I look at him in shock. Seriously, did I just hear that right? There's no way I heard that right. Did his mother teach him that while I was at work? The wife comes downstairs and I tell her what I just heard, and she looks at me skeptically. She thinks I'm making the whole thing up. My son has been looking at me with an impish grin the whole time. Again, "DEMOCRATS!!!"

By this time, the wife and I are laughing uncontrollably, and the kid responds by yelling "DEMOCRATS!" every once in a while for the rest of the evening. I told everyone at work, who thought it was so funny that they decided to use it as a replacement swear-word. So when the copier jams, "DEMOCRATS!!!"

So that's my son's contribution to the cause. I'm glad to see he's already on the right track. But since I don't run around the house yelling "DEMOCRATS!" I don't know where the kid got it in his head to yell that word the other evening while I was eating dinner, minding my own business.

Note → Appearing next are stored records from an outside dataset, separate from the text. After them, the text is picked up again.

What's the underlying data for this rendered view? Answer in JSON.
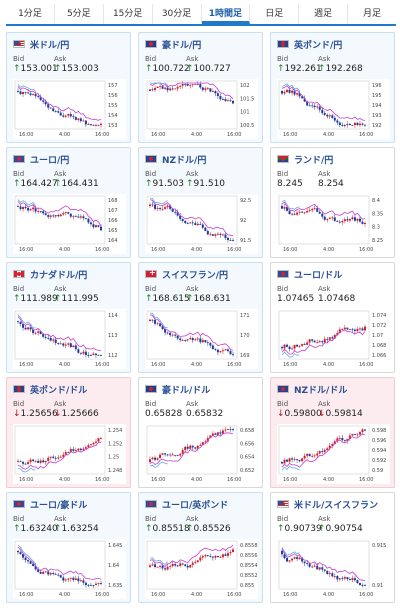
{
  "tabs": [
    {
      "label": "1分足",
      "active": false
    },
    {
      "label": "5分足",
      "active": false
    },
    {
      "label": "15分足",
      "active": false
    },
    {
      "label": "30分足",
      "active": false
    },
    {
      "label": "1時間足",
      "active": true
    },
    {
      "label": "日足",
      "active": false
    },
    {
      "label": "週足",
      "active": false
    },
    {
      "label": "月足",
      "active": false
    }
  ],
  "labels": {
    "bid": "Bid",
    "ask": "Ask"
  },
  "colors": {
    "up": "#2a7a2a",
    "down": "#b3131b",
    "accent": "#1f78c8"
  },
  "cards": [
    {
      "title": "米ドル/円",
      "flag": "us",
      "bid_dir": "up",
      "bid": "153.001",
      "ask_dir": "up",
      "ask": "153.003",
      "style": "alt",
      "y_ticks": [
        "157",
        "156",
        "155",
        "154",
        "153"
      ],
      "x_ticks": [
        "16:00",
        "4:00",
        "16:00"
      ],
      "trend": "down"
    },
    {
      "title": "豪ドル/円",
      "flag": "au",
      "bid_dir": "up",
      "bid": "100.722",
      "ask_dir": "up",
      "ask": "100.727",
      "style": "alt",
      "y_ticks": [
        "102",
        "101.5",
        "101",
        "100.5"
      ],
      "x_ticks": [
        "16:00",
        "4:00",
        "16:00"
      ],
      "trend": "down"
    },
    {
      "title": "英ポンド/円",
      "flag": "gb",
      "bid_dir": "up",
      "bid": "192.261",
      "ask_dir": "up",
      "ask": "192.268",
      "style": "alt",
      "y_ticks": [
        "196",
        "195",
        "194",
        "193",
        "192"
      ],
      "x_ticks": [
        "16:00",
        "4:00",
        "16:00"
      ],
      "trend": "down"
    },
    {
      "title": "ユーロ/円",
      "flag": "eu",
      "bid_dir": "up",
      "bid": "164.427",
      "ask_dir": "up",
      "ask": "164.431",
      "style": "alt",
      "y_ticks": [
        "168",
        "167",
        "166",
        "165",
        "164"
      ],
      "x_ticks": [
        "16:00",
        "4:00",
        "16:00"
      ],
      "trend": "down"
    },
    {
      "title": "NZドル/円",
      "flag": "nz",
      "bid_dir": "up",
      "bid": "91.503",
      "ask_dir": "up",
      "ask": "91.510",
      "style": "alt",
      "y_ticks": [
        "92.5",
        "92",
        "91.5"
      ],
      "x_ticks": [
        "16:00",
        "4:00",
        "16:00"
      ],
      "trend": "down"
    },
    {
      "title": "ランド/円",
      "flag": "za",
      "bid_dir": "none",
      "bid": "8.245",
      "ask_dir": "none",
      "ask": "8.254",
      "style": "white",
      "y_ticks": [
        "8.4",
        "8.35",
        "8.3",
        "8.25"
      ],
      "x_ticks": [
        "16:00",
        "4:00",
        "16:00"
      ],
      "trend": "down"
    },
    {
      "title": "カナダドル/円",
      "flag": "ca",
      "bid_dir": "up",
      "bid": "111.989",
      "ask_dir": "up",
      "ask": "111.995",
      "style": "alt",
      "y_ticks": [
        "114",
        "113",
        "112"
      ],
      "x_ticks": [
        "16:00",
        "4:00",
        "16:00"
      ],
      "trend": "down"
    },
    {
      "title": "スイスフラン/円",
      "flag": "ch",
      "bid_dir": "up",
      "bid": "168.615",
      "ask_dir": "up",
      "ask": "168.631",
      "style": "alt",
      "y_ticks": [
        "171",
        "170",
        "169"
      ],
      "x_ticks": [
        "16:00",
        "4:00",
        "16:00"
      ],
      "trend": "down"
    },
    {
      "title": "ユーロ/ドル",
      "flag": "eu",
      "bid_dir": "none",
      "bid": "1.07465",
      "ask_dir": "none",
      "ask": "1.07468",
      "style": "white",
      "y_ticks": [
        "1.074",
        "1.072",
        "1.07",
        "1.068",
        "1.066"
      ],
      "x_ticks": [
        "16:00",
        "4:00",
        "16:00"
      ],
      "trend": "up"
    },
    {
      "title": "英ポンド/ドル",
      "flag": "gb",
      "bid_dir": "down",
      "bid": "1.25656",
      "ask_dir": "down",
      "ask": "1.25666",
      "style": "down",
      "y_ticks": [
        "1.254",
        "1.252",
        "1.25",
        "1.248"
      ],
      "x_ticks": [
        "16:00",
        "4:00",
        "16:00"
      ],
      "trend": "up"
    },
    {
      "title": "豪ドル/ドル",
      "flag": "au",
      "bid_dir": "none",
      "bid": "0.65828",
      "ask_dir": "none",
      "ask": "0.65832",
      "style": "white",
      "y_ticks": [
        "0.658",
        "0.656",
        "0.654",
        "0.652"
      ],
      "x_ticks": [
        "16:00",
        "4:00",
        "16:00"
      ],
      "trend": "up"
    },
    {
      "title": "NZドル/ドル",
      "flag": "nz",
      "bid_dir": "down",
      "bid": "0.59800",
      "ask_dir": "down",
      "ask": "0.59814",
      "style": "down",
      "y_ticks": [
        "0.598",
        "0.596",
        "0.594",
        "0.592",
        "0.59"
      ],
      "x_ticks": [
        "16:00",
        "4:00",
        "16:00"
      ],
      "trend": "up"
    },
    {
      "title": "ユーロ/豪ドル",
      "flag": "eu",
      "bid_dir": "up",
      "bid": "1.63240",
      "ask_dir": "up",
      "ask": "1.63254",
      "style": "alt",
      "y_ticks": [
        "1.645",
        "1.64",
        "1.635"
      ],
      "x_ticks": [
        "16:00",
        "4:00",
        "16:00"
      ],
      "trend": "down"
    },
    {
      "title": "ユーロ/英ポンド",
      "flag": "eu",
      "bid_dir": "up",
      "bid": "0.85518",
      "ask_dir": "up",
      "ask": "0.85526",
      "style": "alt",
      "y_ticks": [
        "0.8558",
        "0.8556",
        "0.8554",
        "0.8552",
        "0.855"
      ],
      "x_ticks": [
        "16:00",
        "4:00",
        "16:00"
      ],
      "trend": "flat"
    },
    {
      "title": "米ドル/スイスフラン",
      "flag": "us",
      "bid_dir": "up",
      "bid": "0.90739",
      "ask_dir": "up",
      "ask": "0.90754",
      "style": "white",
      "y_ticks": [
        "0.915",
        "0.91"
      ],
      "x_ticks": [
        "16:00",
        "4:00",
        "16:00"
      ],
      "trend": "down"
    }
  ]
}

Sabato is handicapping the 2006 Senate races, with some Gubernatorial stuff thrown in for good measure. His conclusion is that, while it's obviously too early to know for sure, it looks extremely unlikely that the DEMOCRATS! are going to take back majority control of the Senate. Fiscal conservatives can reasonably wonder whether that's a good thing.

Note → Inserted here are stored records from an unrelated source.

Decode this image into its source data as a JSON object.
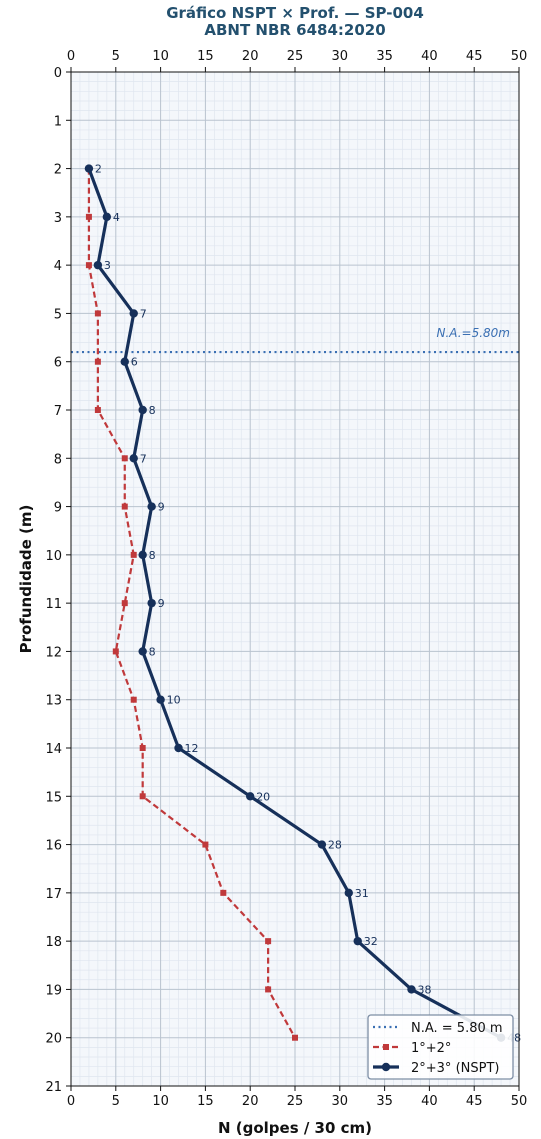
{
  "chart_data": {
    "type": "line",
    "title": "Gráfico NSPT × Prof. — SP-004",
    "subtitle": "ABNT NBR 6484:2020",
    "xlabel": "N (golpes / 30 cm)",
    "ylabel": "Profundidade (m)",
    "xlim": [
      0,
      50
    ],
    "ylim": [
      0,
      21
    ],
    "y_inverted": true,
    "x_ticks": [
      0,
      5,
      10,
      15,
      20,
      25,
      30,
      35,
      40,
      45,
      50
    ],
    "y_ticks": [
      0,
      1,
      2,
      3,
      4,
      5,
      6,
      7,
      8,
      9,
      10,
      11,
      12,
      13,
      14,
      15,
      16,
      17,
      18,
      19,
      20,
      21
    ],
    "x_ticks_top": true,
    "grid": true,
    "minor_grid": true,
    "legend_position": "bottom-right",
    "water_level": {
      "depth": 5.8,
      "label": "N.A.=5.80m",
      "legend": "N.A. = 5.80 m",
      "color": "#3a6fb3"
    },
    "series": [
      {
        "name": "1°+2°",
        "color": "#c0393b",
        "style": "dashed",
        "marker": "square",
        "x": [
          2,
          2,
          2,
          3,
          3,
          3,
          6,
          6,
          7,
          6,
          5,
          7,
          8,
          8,
          15,
          17,
          22,
          22,
          25
        ],
        "depth": [
          2,
          3,
          4,
          5,
          6,
          7,
          8,
          9,
          10,
          11,
          12,
          13,
          14,
          15,
          16,
          17,
          18,
          19,
          20
        ]
      },
      {
        "name": "2°+3° (NSPT)",
        "color": "#16305a",
        "style": "solid",
        "marker": "circle",
        "show_labels": true,
        "x": [
          2,
          4,
          3,
          7,
          6,
          8,
          7,
          9,
          8,
          9,
          8,
          10,
          12,
          20,
          28,
          31,
          32,
          38,
          48
        ],
        "depth": [
          2,
          3,
          4,
          5,
          6,
          7,
          8,
          9,
          10,
          11,
          12,
          13,
          14,
          15,
          16,
          17,
          18,
          19,
          20
        ]
      }
    ]
  }
}
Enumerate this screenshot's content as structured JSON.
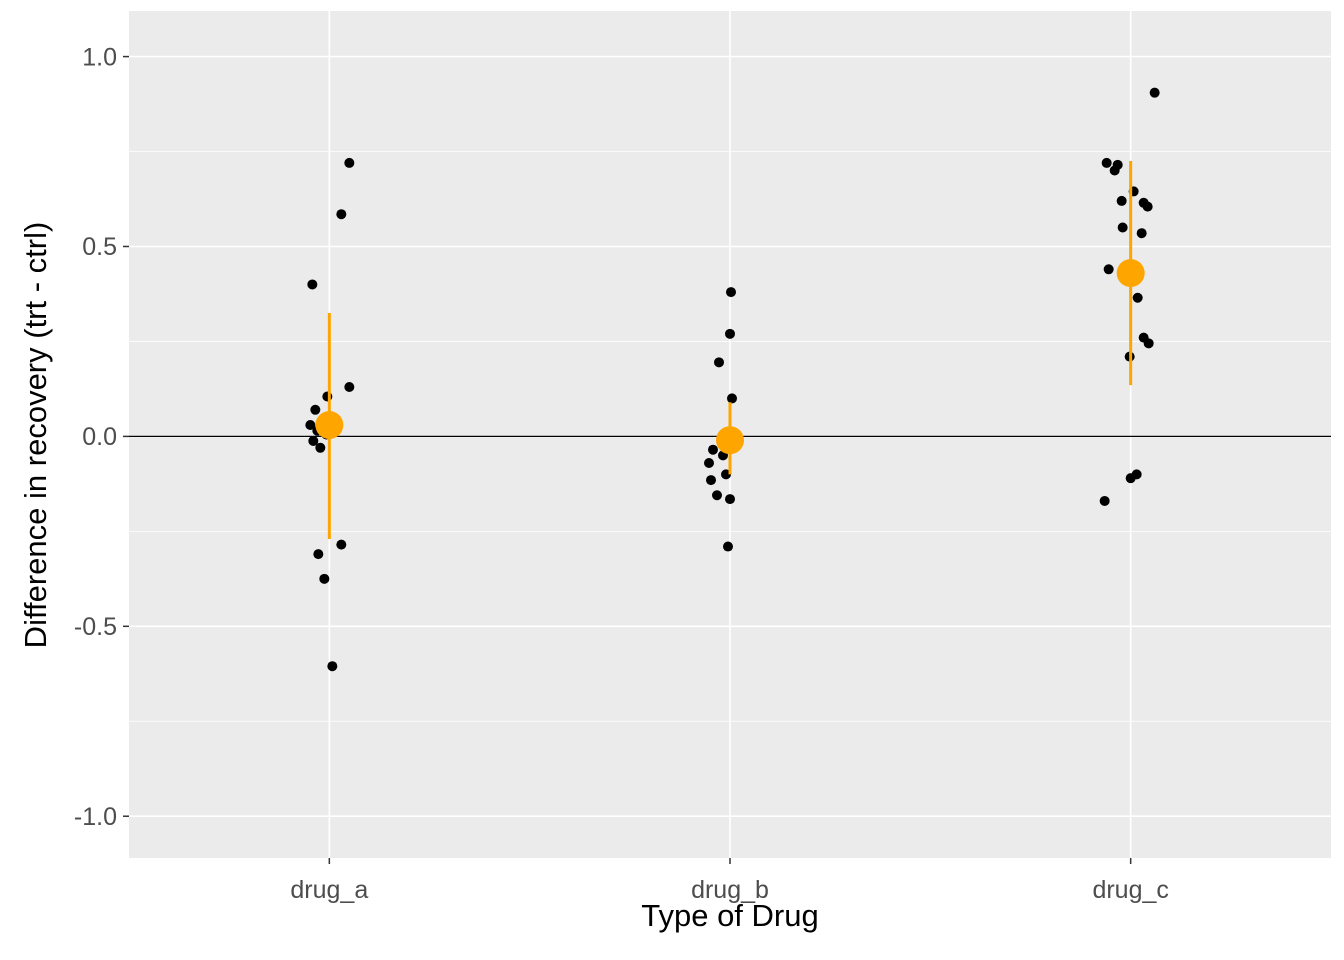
{
  "chart_data": {
    "type": "scatter",
    "subtype": "jitter-with-pointrange",
    "title": "",
    "xlabel": "Type of Drug",
    "ylabel": "Difference in recovery (trt - ctrl)",
    "categories": [
      "drug_a",
      "drug_b",
      "drug_c"
    ],
    "ylim": [
      -1.11,
      1.12
    ],
    "grid": true,
    "legend_position": "none",
    "reference_line_y": 0,
    "yticks": [
      {
        "value": 1.0,
        "label": "1.0"
      },
      {
        "value": 0.5,
        "label": "0.5"
      },
      {
        "value": 0.0,
        "label": "0.0"
      },
      {
        "value": -0.5,
        "label": "-0.5"
      },
      {
        "value": -1.0,
        "label": "-1.0"
      }
    ],
    "minor_yticks": [
      0.75,
      0.25,
      -0.25,
      -0.75
    ],
    "colors": {
      "points": "#000000",
      "summary": "#FFA500",
      "panel_background": "#EBEBEB",
      "gridline": "#FFFFFF",
      "tick_text": "#4D4D4D",
      "tick_mark": "#333333",
      "axis_title": "#000000",
      "reference_line": "#000000"
    },
    "series": [
      {
        "category": "drug_a",
        "summary": {
          "mean": 0.03,
          "lower": -0.27,
          "upper": 0.325
        },
        "points": [
          {
            "dx": 20,
            "y": 0.72
          },
          {
            "dx": 12,
            "y": 0.585
          },
          {
            "dx": -17,
            "y": 0.4
          },
          {
            "dx": 20,
            "y": 0.13
          },
          {
            "dx": -2,
            "y": 0.105
          },
          {
            "dx": -14,
            "y": 0.07
          },
          {
            "dx": -19,
            "y": 0.03
          },
          {
            "dx": -12,
            "y": 0.015
          },
          {
            "dx": -3,
            "y": 0.005
          },
          {
            "dx": -16,
            "y": -0.012
          },
          {
            "dx": -9,
            "y": -0.03
          },
          {
            "dx": 12,
            "y": -0.285
          },
          {
            "dx": -11,
            "y": -0.31
          },
          {
            "dx": -5,
            "y": -0.375
          },
          {
            "dx": 3,
            "y": -0.605
          }
        ]
      },
      {
        "category": "drug_b",
        "summary": {
          "mean": -0.01,
          "lower": -0.1,
          "upper": 0.09
        },
        "points": [
          {
            "dx": 1,
            "y": 0.38
          },
          {
            "dx": 0,
            "y": 0.27
          },
          {
            "dx": -11,
            "y": 0.195
          },
          {
            "dx": 2,
            "y": 0.1
          },
          {
            "dx": -17,
            "y": -0.035
          },
          {
            "dx": -7,
            "y": -0.05
          },
          {
            "dx": -21,
            "y": -0.07
          },
          {
            "dx": -4,
            "y": -0.1
          },
          {
            "dx": -19,
            "y": -0.115
          },
          {
            "dx": -13,
            "y": -0.155
          },
          {
            "dx": 0,
            "y": -0.165
          },
          {
            "dx": -2,
            "y": -0.29
          }
        ]
      },
      {
        "category": "drug_c",
        "summary": {
          "mean": 0.43,
          "lower": 0.135,
          "upper": 0.725
        },
        "points": [
          {
            "dx": 24,
            "y": 0.905
          },
          {
            "dx": -24,
            "y": 0.72
          },
          {
            "dx": -13,
            "y": 0.715
          },
          {
            "dx": -16,
            "y": 0.7
          },
          {
            "dx": 3,
            "y": 0.645
          },
          {
            "dx": -9,
            "y": 0.62
          },
          {
            "dx": 13,
            "y": 0.615
          },
          {
            "dx": 17,
            "y": 0.605
          },
          {
            "dx": -8,
            "y": 0.55
          },
          {
            "dx": 11,
            "y": 0.535
          },
          {
            "dx": -22,
            "y": 0.44
          },
          {
            "dx": 7,
            "y": 0.365
          },
          {
            "dx": 13,
            "y": 0.26
          },
          {
            "dx": 18,
            "y": 0.245
          },
          {
            "dx": -1,
            "y": 0.21
          },
          {
            "dx": 6,
            "y": -0.1
          },
          {
            "dx": 0,
            "y": -0.11
          },
          {
            "dx": -26,
            "y": -0.17
          }
        ]
      }
    ]
  }
}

But Nevada has some especially interesting things going on. First and foremost is Harry Reid, the Senate Minority Leader who seems intent on out-Daschle-ing Daschle. If two Minority Leaders in a row get booted for excessive Leftism, do you think the DNC might get the hint? We've got Jim Gibbons, a U.S. Rep leaving his spot to run for governor, but his district is the reddest part of the state. The other two Reps up for re-election are Democrat Shelley Berkley (whose seat is in the middle of extremely blue Las Vegas) and Republican John Porter (whose seat covers a lot of blue Clark County). If there's a shift in Nevada's U.S. Rep population, I imagine it would be Porter, but I don't know enough about him to comment on whether his seat is safe.

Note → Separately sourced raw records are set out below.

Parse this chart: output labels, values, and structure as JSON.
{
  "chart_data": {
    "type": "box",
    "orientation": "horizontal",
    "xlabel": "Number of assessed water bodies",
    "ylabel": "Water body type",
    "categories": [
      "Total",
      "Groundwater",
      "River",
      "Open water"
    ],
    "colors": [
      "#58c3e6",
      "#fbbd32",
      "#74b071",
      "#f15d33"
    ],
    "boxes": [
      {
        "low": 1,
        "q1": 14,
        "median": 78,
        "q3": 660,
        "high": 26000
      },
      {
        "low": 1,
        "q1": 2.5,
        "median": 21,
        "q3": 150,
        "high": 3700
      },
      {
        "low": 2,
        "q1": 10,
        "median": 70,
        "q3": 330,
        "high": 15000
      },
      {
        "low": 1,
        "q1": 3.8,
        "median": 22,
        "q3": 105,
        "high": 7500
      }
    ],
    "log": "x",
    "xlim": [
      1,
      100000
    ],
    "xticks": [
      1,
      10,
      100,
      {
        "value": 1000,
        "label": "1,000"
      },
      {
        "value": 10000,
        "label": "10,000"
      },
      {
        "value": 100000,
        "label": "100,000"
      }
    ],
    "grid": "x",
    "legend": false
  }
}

So much for federal elections; the next interesting race is for governor. Republican Kenny Guinn is term-limited, so his seat is up for grabs. The DEMOCRAT! hopefuls are state Senate Minority Leader Dina Titus and Henderson Mayor John Gibson (Assembly Speaker Richard Perkins dropped out this past weak with name-recognition problems). So far the presumptive Republican front-runner is U.S. Representative Jim Gibbons (yeah, with a Gibson and a Gibbons in the race, my feeble brain might overheat) and state Senator Bob Beers. I don't know anything at all about Beers. I know Gibbons has already raised over 2 million bucks.

So Nevada is an interesting state to watch because
- we could topple a Senate Minority Leader and turn a blue seat into a red seat
- we could turn a red governor's seat blue with inter-party fights between Gibbons, Beers, and whoever else (I'm thinking a guy named Rogers who runs UNLV, but he hasn't announced, and I don't know how certain he is about running).
- we could turn a U.S. Rep seat from red to blue.

In the state legislature, our Senate is heavily Republican and our Assembly is heavily Democrat. After a quick and highly uninformed look at the numbers, I doubt the majorities will change at all.